The first of China's major sources of relatively cheap heavy crude oil - Venezuela - is blocked. Buying oil from Russia is risk-ridden as Trump will soon likely be armed with fresh powers to impose punitive tariffs up to 500% on sanction-defiers. Iran is gripped by an unprecedented economic crisis and people's agitation that could result in a regime change, jeopardising its oil production and sales in the international grey market.
India's Advantage
Several Indian oil companies' shares rose soon after the US attack in Caracas. While a few Indian companies, such as ONGC, Indian Oil and Oil India, have equity stakes in some fields in Venezuela, several Indian refineries, especially Reliance Industries' Jamnagar complex, are equipped to process ultra-heavy crude oil.
One of the valuable byproducts of ultra-heavy crude is vanadium, which is used to make steel and aluminium alloys in the auto and aerospace industries. It is also key to making vanadium redox flow batteries, which have a long life and are suited for large-scale grid storage. But it requires sophisticated tech know-how to extract it from petroleum coke or refinery waste. A deep tech startup and IIT Delhi are jointly working on perfecting the technology and developing a domestic vanadium supply chain originating from refinery waste.

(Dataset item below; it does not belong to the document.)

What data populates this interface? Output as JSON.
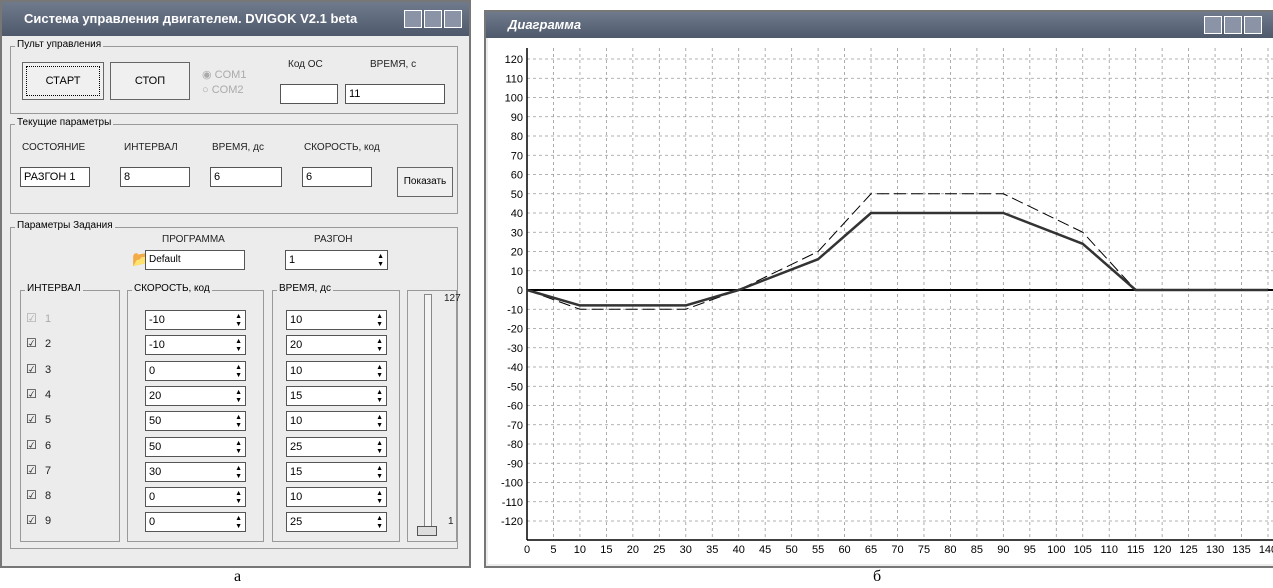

As India winds down oil purchases from Russia, an alternative source of crude oil could be Venezuela. Reliance Industries is already eyeing shipments from that country. Locally developed vanadium production technology would be just in time.
India often draws fire for its apathy towards research and development. Bio-bitumen could be a small but significant step in bridging the gap in industrial innovation with countries such as the US and China. Successfully developing tech to produce vanadium from petroleum waste would be another.
(Dinesh Narayanan is a Delhi-based journalist and author of 'The RSS And The Making Of The Deep Nation'.)